A goal of this year’s budget is to bring back hundreds of jobs that were lost due to the economic shortfall from the pandemic.
During the pandemic, 548 vacant county positions were deleted, 617 employees retired and there was a deletion of 212 vacant positions under the Voluntary Incentive Program approved by the board of supervisors last July.
The upcoming budget includes funding from the American Rescue Plan Act (ARPA), which provided the County of Orange $308 million for current fiscal year and another $308 million for the upcoming fiscal year. The county plans to use the funding for programs and projects that will allow it to return to pre-pandemic economic conditions.
The proposed fiscal year 2021-22 budget includes appropriations for seven different areas. Public protection accounts for 22.1 percent of the funds, while community services is set to consume 38.8 percent. An additional 18.3 percent is bookmarked for infrastructure and environmental resources. Other areas include general government services at 2.9 percent, capital improvements at 2.9 percent, and debt service at 2.5 percent. Insurance, reserves and miscellaneous account for 11.5 percent of the budget.
Representatives from each category spoke to the board June 8 and answered questions.
Supervisors Andrew Do and Lisa Bartlett said they had concerns about listing $29.2 million as “unallocated funds” when the county had an overall revenue loss last year of $314 million.
“I’m very troubled when we started this discussion with the unallocated funds by addressing flexibility in the way this board can spend our money,” Do said. “I don’t take that strategy based on that reason; I take it strictly from the way I would run my own finances. If auditor-controller has identified $314 million of loss in revenue, and here we are having $29.2 million sitting there unallocated.”
He continued, “It makes no sense. It’s like me owing the bank money and instead of taking money to pay off my debt to meet the loss in revenue, I keep it sitting on the side unallocated…To me, you address the loss first.”
Orange County chief executive Frank Kim said he agreed with Do on those points, and added that the FEMA funds the county applied for in pandemic emergency relief has yet to come. City bureaucrats are unsure whether that money will ever arrive.

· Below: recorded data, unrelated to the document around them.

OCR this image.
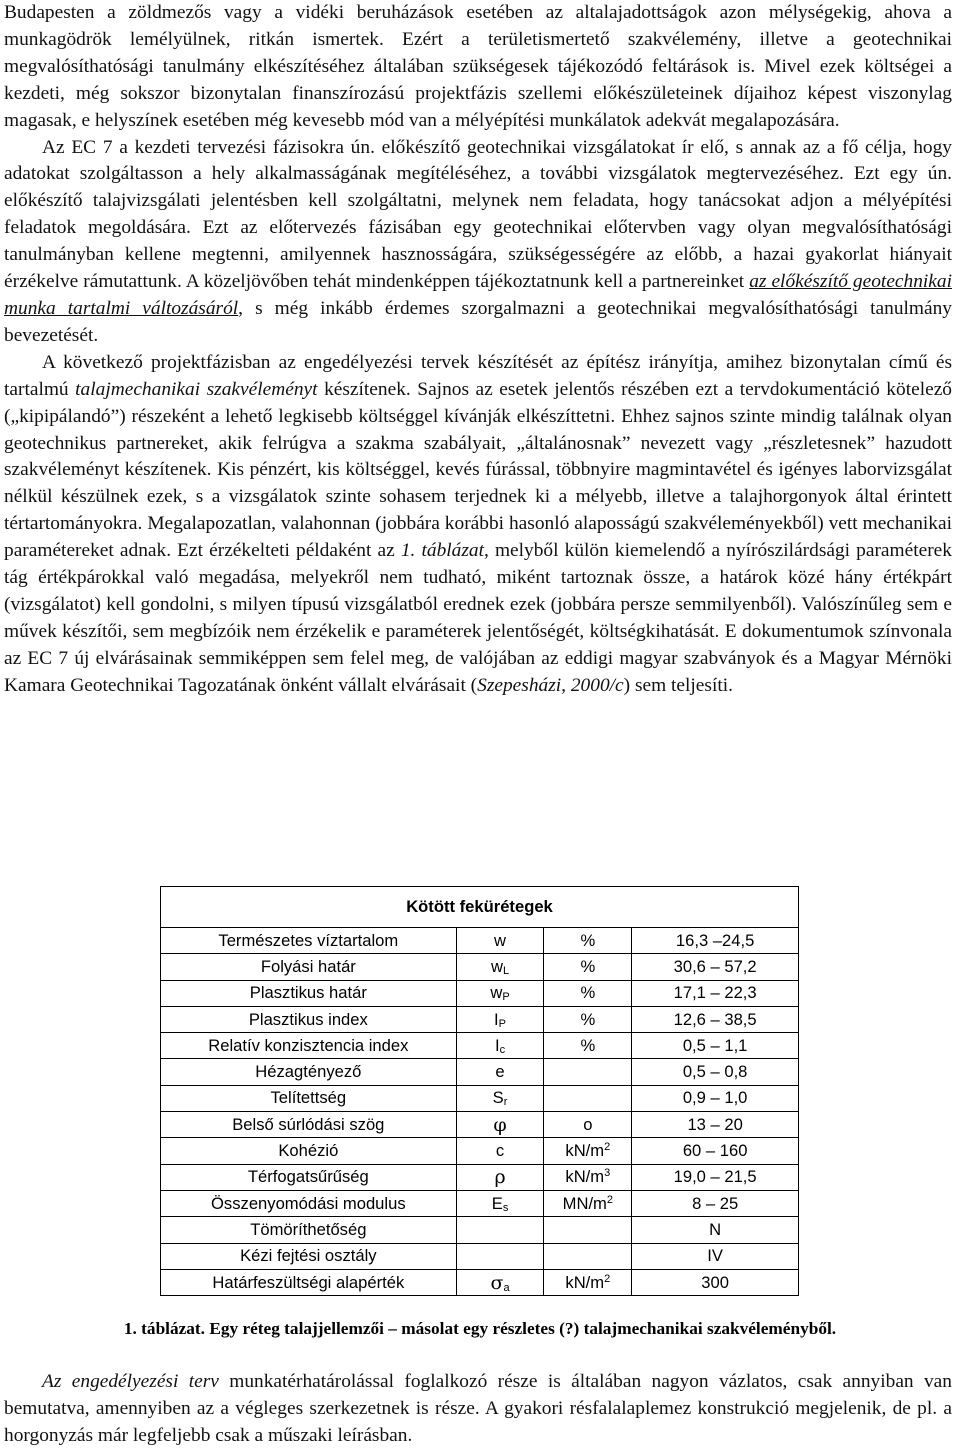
Budapesten a zöldmezős vagy a vidéki beruházások esetében az altalajadottságok azon mélységekig, ahova a munkagödrök lemélyülnek, ritkán ismertek. Ezért a területismertető szakvélemény, illetve a geotechnikai megvalósíthatósági tanulmány elkészítéséhez általában szükségesek tájékozódó feltárások is. Mivel ezek költségei a kezdeti, még sokszor bizonytalan finanszírozású projektfázis szellemi előkészületeinek díjaihoz képest viszonylag magasak, e helyszínek esetében még kevesebb mód van a mélyépítési munkálatok adekvát megalapozására.

Az EC 7 a kezdeti tervezési fázisokra ún. előkészítő geotechnikai vizsgálatokat ír elő, s annak az a fő célja, hogy adatokat szolgáltasson a hely alkalmasságának megítéléséhez, a további vizsgálatok megtervezéséhez. Ezt egy ún. előkészítő talajvizsgálati jelentésben kell szolgáltatni, melynek nem feladata, hogy tanácsokat adjon a mélyépítési feladatok megoldására. Ezt az előtervezés fázisában egy geotechnikai előtervben vagy olyan megvalósíthatósági tanulmányban kellene megtenni, amilyennek hasznosságára, szükségességére az előbb, a hazai gyakorlat hiányait érzékelve rámutattunk. A közeljövőben tehát mindenképpen tájékoztatnunk kell a partnereinket az előkészítő geotechnikai munka tartalmi változásáról, s még inkább érdemes szorgalmazni a geotechnikai megvalósíthatósági tanulmány bevezetését.

A következő projektfázisban az engedélyezési tervek készítését az építész irányítja, amihez bizonytalan című és tartalmú talajmechanikai szakvéleményt készítenek. Sajnos az esetek jelentős részében ezt a tervdokumentáció kötelező („kipipálandó”) részeként a lehető legkisebb költséggel kívánják elkészíttetni. Ehhez sajnos szinte mindig találnak olyan geotechnikus partnereket, akik felrúgva a szakma szabályait, „általánosnak” nevezett vagy „részletesnek” hazudott szakvéleményt készítenek. Kis pénzért, kis költséggel, kevés fúrással, többnyire magmintavétel és igényes laborvizsgálat nélkül készülnek ezek, s a vizsgálatok szinte sohasem terjednek ki a mélyebb, illetve a talajhorgonyok által érintett tértartományokra. Megalapozatlan, valahonnan (jobbára korábbi hasonló alaposságú szakvéleményekből) vett mechanikai paramétereket adnak. Ezt érzékelteti példaként az 1. táblázat, melyből külön kiemelendő a nyírószilárdsági paraméterek tág értékpárokkal való megadása, melyekről nem tudható, miként tartoznak össze, a határok közé hány értékpárt (vizsgálatot) kell gondolni, s milyen típusú vizsgálatból erednek ezek (jobbára persze semmilyenből). Valószínűleg sem e művek készítői, sem megbízóik nem érzékelik e paraméterek jelentőségét, költségkihatását. E dokumentumok színvonala az EC 7 új elvárásainak semmiképpen sem felel meg, de valójában az eddigi magyar szabványok és a Magyar Mérnöki Kamara Geotechnikai Tagozatának önként vállalt elvárásait (Szepesházi, 2000/c) sem teljesíti.

Kötött fekürétegek			
Természetes víztartalom	w	%	16,3 –24,5
Folyási határ	wL	%	30,6 – 57,2
Plasztikus határ	wP	%	17,1 – 22,3
Plasztikus index	IP	%	12,6 – 38,5
Relatív konzisztencia index	Ic	%	0,5 – 1,1
Hézagtényező	e		0,5 – 0,8
Telítettség	Sr		0,9 – 1,0
Belső súrlódási szög	φ	o	13 – 20
Kohézió	c	$kN/m^2$	60 – 160
Térfogatsűrűség	ρ	$kN/m^3$	19,0 – 21,5
Összenyomódási modulus	Es	$MN/m^2$	8 – 25
Tömöríthetőség			N
Kézi fejtési osztály			IV
Határfeszültségi alapérték	σa	$kN/m^2$	300
1. táblázat. Egy réteg talajjellemzői – másolat egy részletes (?) talajmechanikai szakvéleményből.

Az engedélyezési terv munkatérhatárolással foglalkozó része is általában nagyon vázlatos, csak annyiban van bemutatva, amennyiben az a végleges szerkezetnek is része. A gyakori résfalalaplemez konstrukció megjelenik, de pl. a horgonyzás már legfeljebb csak a műszaki leírásban.
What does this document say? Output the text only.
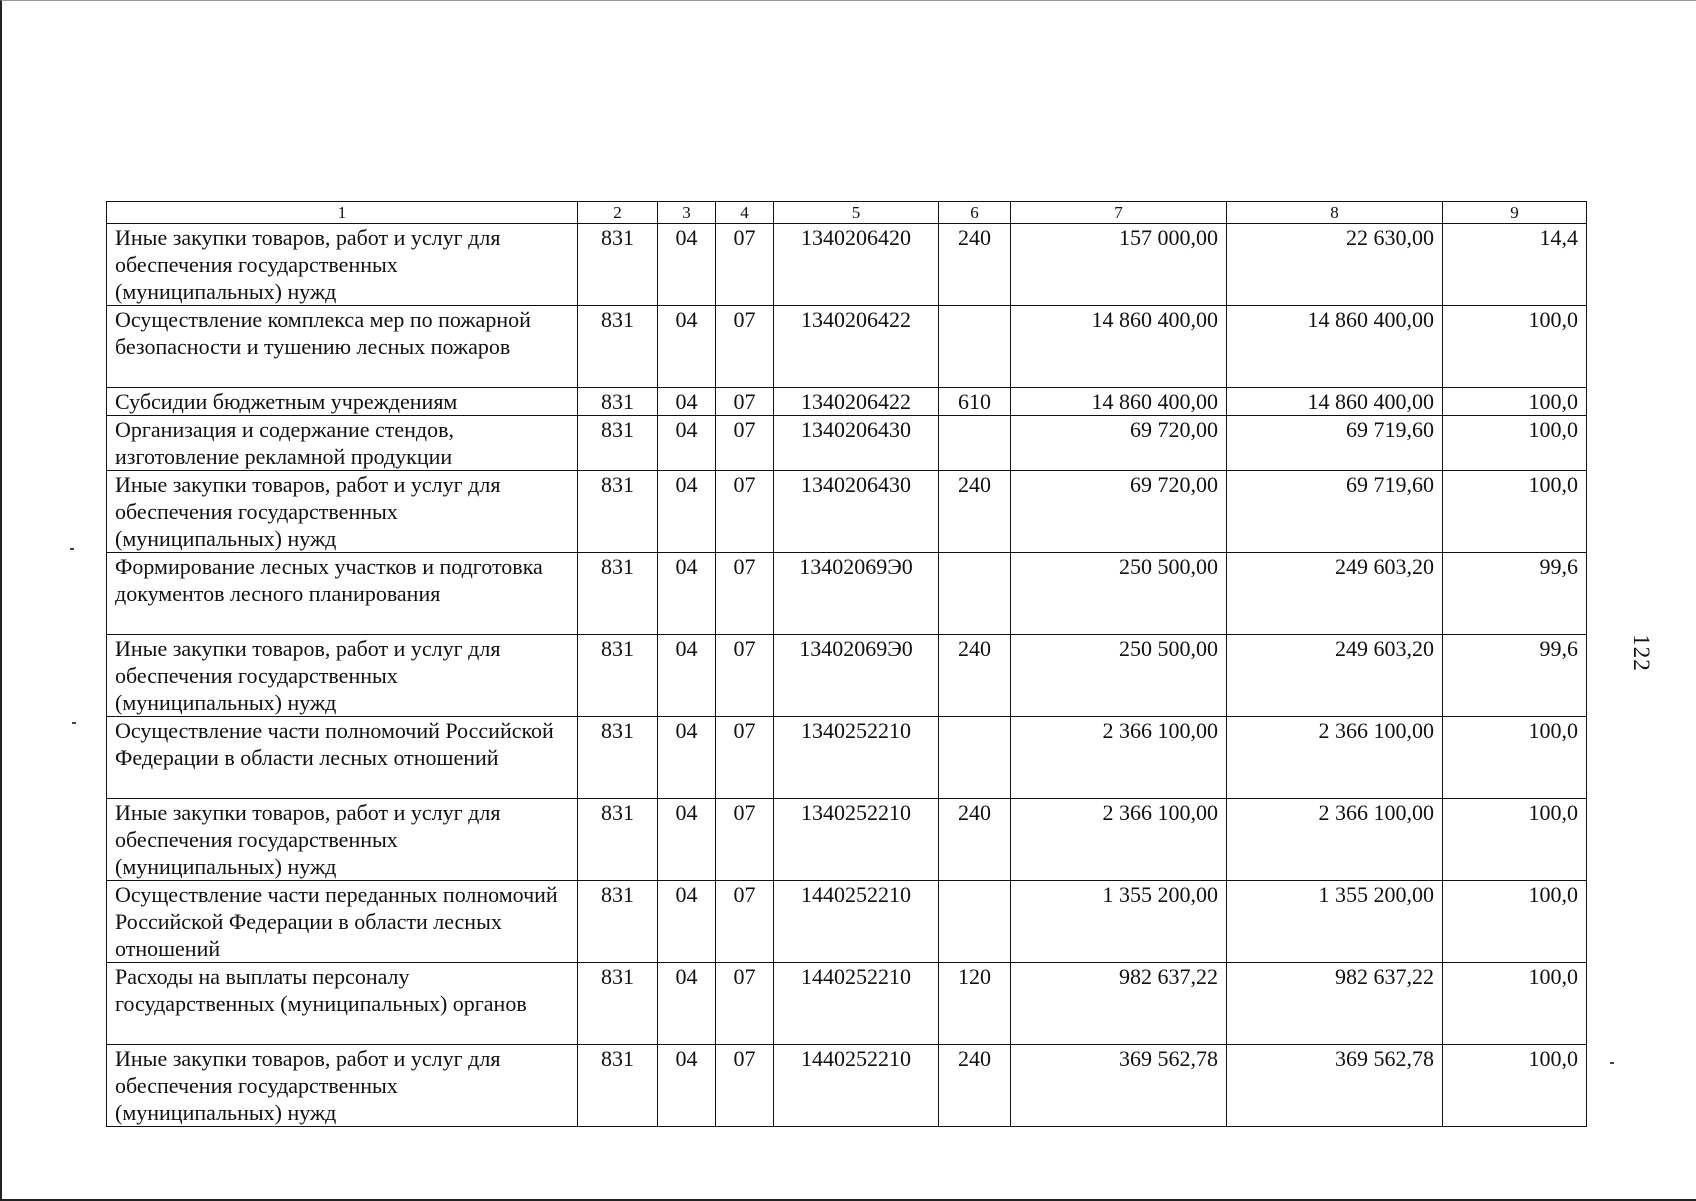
1	2	3	4	5	6	7	8	9
Иные закупки товаров, работ и услуг для обеспечения государственных (муниципальных) нужд	831	04	07	1340206420	240	157 000,00	22 630,00	14,4
Осуществление комплекса мер по пожарной безопасности и тушению лесных пожаров	831	04	07	1340206422		14 860 400,00	14 860 400,00	100,0
Субсидии бюджетным учреждениям	831	04	07	1340206422	610	14 860 400,00	14 860 400,00	100,0
Организация и содержание стендов, изготовление рекламной продукции	831	04	07	1340206430		69 720,00	69 719,60	100,0
Иные закупки товаров, работ и услуг для обеспечения государственных (муниципальных) нужд	831	04	07	1340206430	240	69 720,00	69 719,60	100,0
Формирование лесных участков и подготовка документов лесного планирования	831	04	07	13402069Э0		250 500,00	249 603,20	99,6
Иные закупки товаров, работ и услуг для обеспечения государственных (муниципальных) нужд	831	04	07	13402069Э0	240	250 500,00	249 603,20	99,6
Осуществление части полномочий Российской Федерации в области лесных отношений	831	04	07	1340252210		2 366 100,00	2 366 100,00	100,0
Иные закупки товаров, работ и услуг для обеспечения государственных (муниципальных) нужд	831	04	07	1340252210	240	2 366 100,00	2 366 100,00	100,0
Осуществление части переданных полномочий Российской Федерации в области лесных отношений	831	04	07	1440252210		1 355 200,00	1 355 200,00	100,0
Расходы на выплаты персоналу государственных (муниципальных) органов	831	04	07	1440252210	120	982 637,22	982 637,22	100,0
Иные закупки товаров, работ и услуг для обеспечения государственных (муниципальных) нужд	831	04	07	1440252210	240	369 562,78	369 562,78	100,0
122
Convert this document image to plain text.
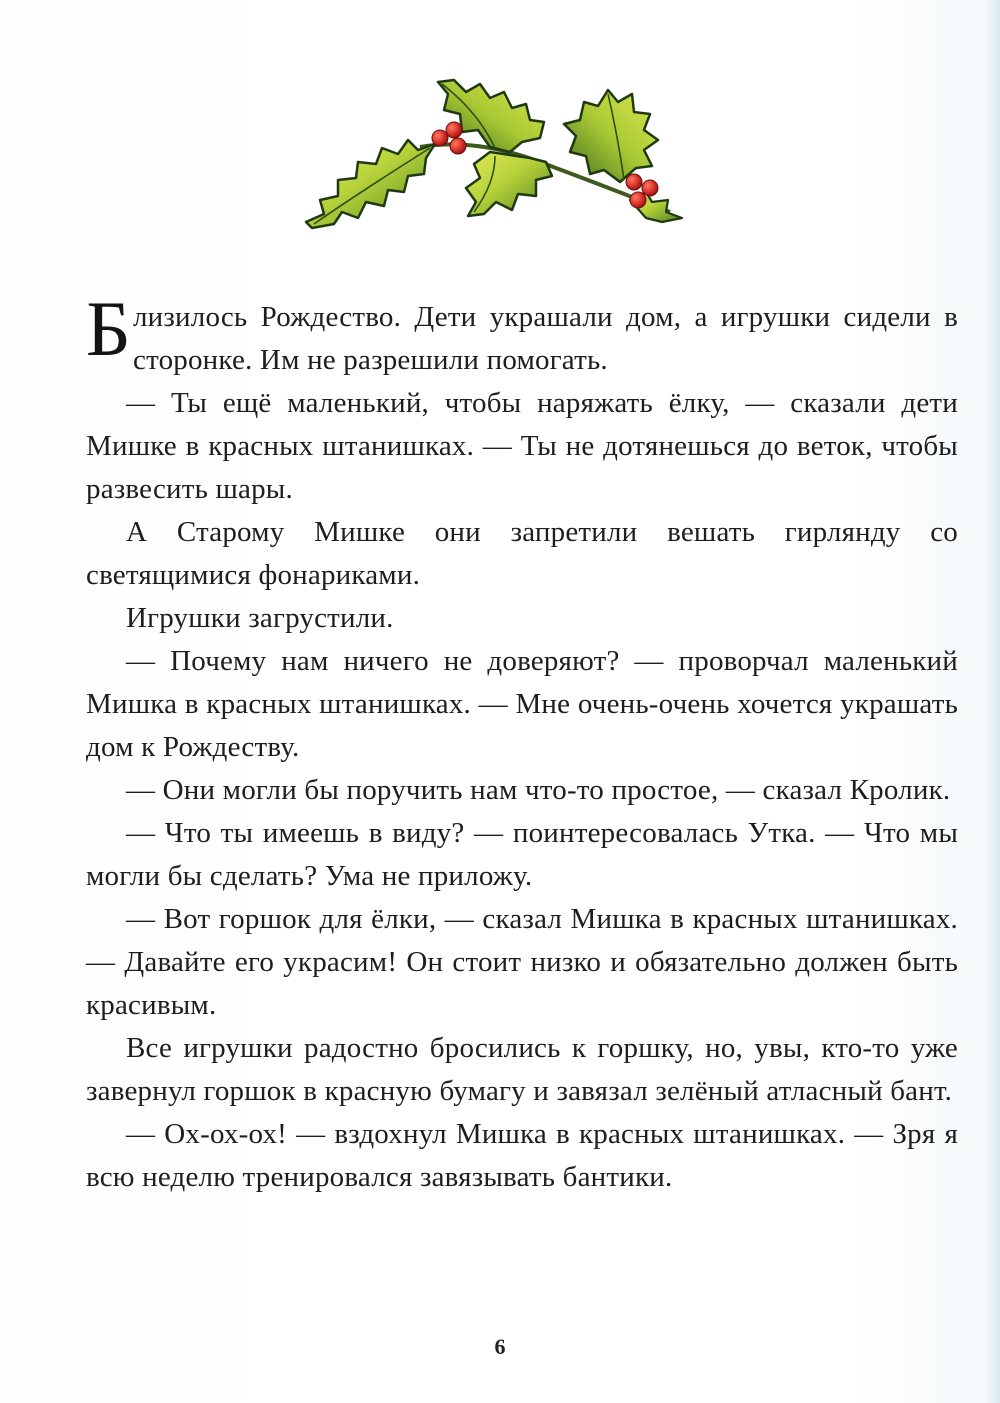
Близилось Рождество. Дети украшали дом, а игрушки сидели в сторонке. Им не разрешили помогать.

— Ты ещё маленький, чтобы наряжать ёлку, — сказали дети Мишке в красных штанишках. — Ты не дотянешься до веток, чтобы развесить шары.

А Старому Мишке они запретили вешать гирлянду со светящимися фонариками.

Игрушки загрустили.

— Почему нам ничего не доверяют? — проворчал маленький Мишка в красных штанишках. — Мне очень-очень хочется украшать дом к Рождеству.

— Они могли бы поручить нам что-то простое, — сказал Кролик.

— Что ты имеешь в виду? — поинтересовалась Утка. — Что мы могли бы сделать? Ума не приложу.

— Вот горшок для ёлки, — сказал Мишка в красных штанишках. — Давайте его украсим! Он стоит низко и обязательно должен быть красивым.

Все игрушки радостно бросились к горшку, но, увы, кто-то уже завернул горшок в красную бумагу и завязал зелёный атласный бант.

— Ох-ох-ох! — вздохнул Мишка в красных штанишках. — Зря я всю неделю тренировался завязывать бантики.

6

“There is risk in this particular budget…there is $180 million of unreimbursed FEMA claims at this time,” Kim said. “That is not a situation that the county takes very lightly. You saw the condition of our budget reserves. If we had to deduct $180 million from that, you’re now in a situation where you are well below the two months’ worth of revenue guidance that is the standard for county organizations across the nation.”
He continued, “I can’t today, look at the board and indicate to you that every one of those FEMA claims is going to be processed and in what time, so there is a risk that some of it may not be reimbursed. We know that has been the case in the past, whether it’s responding to wildland fires or other emergencies, so there is risk.”